7. The 2nd respondent, despite a representation made by the appellant had not considered that aspect of the matter at all. As noticed hereinabove,

a writ petition was filed by the appellant for issuance of a writ of or in the nature of mandamus directing the concerned respondents to admit her to

grant-in-aid as the Andhra University had already approved her appointment in terms of letter dated 14.5.1996 with effect from 25.9.1995.

According to the appellant the said writ petition was withdrawn as the respondent had assured her orally that she would get the reliefs. The order

of this court in the aforementioned writ petition is as follows:

8. Learned counsel for the petitioner seeks permission to withdraw this petition. Permission granted. The petition is dismissed as withdrawn

reserving liberty to the petitioner to file again if required.

9. It, therefore, is evident that liberty had been granted to the appellant to file a writ petition again if required and as such the writ petition could not

have been dismissed on that ground.

10. The 3rd respondent herein had filed a writ petition which was marked as Writ Petition No. 16499 of 1996. By an order dated 3.2.1999 the

said writ petition was disposed of directing:

For the aforesaid reasons and in view of the policy decision of the Government to provide for reservations in teaching and non-teaching staff in

private educational institutions, I consider it appropriate to direct the 1st respondent to reconsider its decision in G.O.Ms.No.254 dated 5.7.1995

and pass an appropriate order admitting the post held by the petitioner also into grant-in-aid w.e.f. the same date as in the case of other lecturers

vide G.O.Ms.No.254 dated 5.7.1995. An appropriate decision in this regard shall be taken by the respondents within three months from the date

of receipt of a copy of this order.

11. Only pursuant to or in furtherance of the said order, G.O. Ms.

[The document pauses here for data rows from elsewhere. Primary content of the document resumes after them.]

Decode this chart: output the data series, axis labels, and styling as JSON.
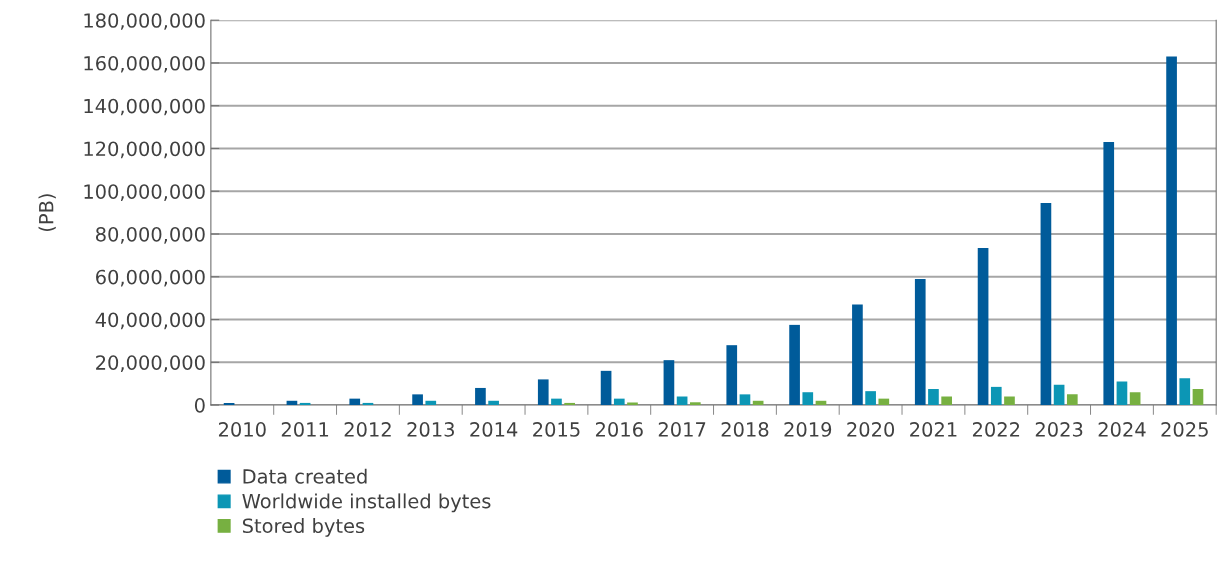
{
  "chart_data": {
    "type": "bar",
    "ylabel": "(PB)",
    "categories": [
      "2010",
      "2011",
      "2012",
      "2013",
      "2014",
      "2015",
      "2016",
      "2017",
      "2018",
      "2019",
      "2020",
      "2021",
      "2022",
      "2023",
      "2024",
      "2025"
    ],
    "series": [
      {
        "name": "Data created",
        "color": "#005b9a",
        "values": [
          1000000,
          2000000,
          3000000,
          5000000,
          8000000,
          12000000,
          16000000,
          21000000,
          28000000,
          37500000,
          47000000,
          59000000,
          73500000,
          94500000,
          123000000,
          163000000
        ]
      },
      {
        "name": "Worldwide installed bytes",
        "color": "#0c96b5",
        "values": [
          null,
          1000000,
          1000000,
          2000000,
          2000000,
          3000000,
          3000000,
          4000000,
          5000000,
          6000000,
          6500000,
          7500000,
          8500000,
          9500000,
          11000000,
          12500000
        ]
      },
      {
        "name": "Stored bytes",
        "color": "#77b041",
        "values": [
          null,
          null,
          null,
          null,
          null,
          1000000,
          1200000,
          1300000,
          2000000,
          2000000,
          3000000,
          4000000,
          4000000,
          5000000,
          6000000,
          7500000
        ]
      }
    ],
    "ylim": [
      0,
      180000000
    ],
    "yticks": [
      {
        "value": 0,
        "label": "0"
      },
      {
        "value": 20000000,
        "label": "20,000,000"
      },
      {
        "value": 40000000,
        "label": "40,000,000"
      },
      {
        "value": 60000000,
        "label": "60,000,000"
      },
      {
        "value": 80000000,
        "label": "80,000,000"
      },
      {
        "value": 100000000,
        "label": "100,000,000"
      },
      {
        "value": 120000000,
        "label": "120,000,000"
      },
      {
        "value": 140000000,
        "label": "140,000,000"
      },
      {
        "value": 160000000,
        "label": "160,000,000"
      },
      {
        "value": 180000000,
        "label": "180,000,000"
      }
    ],
    "grid": "y",
    "legend": "bottom left"
  }
}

No. 254 appears to have been reconsidered without considering the intent and

purport of G.O.Ms. No. 67.

12. As regards the applicability of Articles 15 and 16 of the Constitution the learned counsel for the appellant at the stage of admission has raised a

question which also requires serious consideration.

13. It does not appear that the questions had been considered from these angles and thus the matter requires a fresh consideration at the hands of

the appropriate Bench. We have noticed earlier that the learned counsel for the State has also very fairly stated that the appellant''s case has also

been recommended and the same is awaiting a final order.

14. There appears to be a controversy as to whether in recommending the name of the appellant, a mistake had been committed. A further

question would arise that even if such a mistake had been committed, whether the appellant would be entitled to an opportunity of being heard or

not.

15. The further submission of the learned counsel for the appellant to the effect that grant-in-aid has got nothing to do with implementation of the

reservation policy and therefore the necessity of the college must have a primacy also, in our considered opinion, requires consideration.

16. For the reasons aforementioned, the impugned judgment cannot be sustained which is set aside accordingly. The writ petition is admitted. The

respondents may file counter-affidavit within two weeks. Reply thereto, if any, should be filed within one week thereafter. The parties shall be at

liberty to mention the matter before the appropriate Bench for early hearing and early disposal.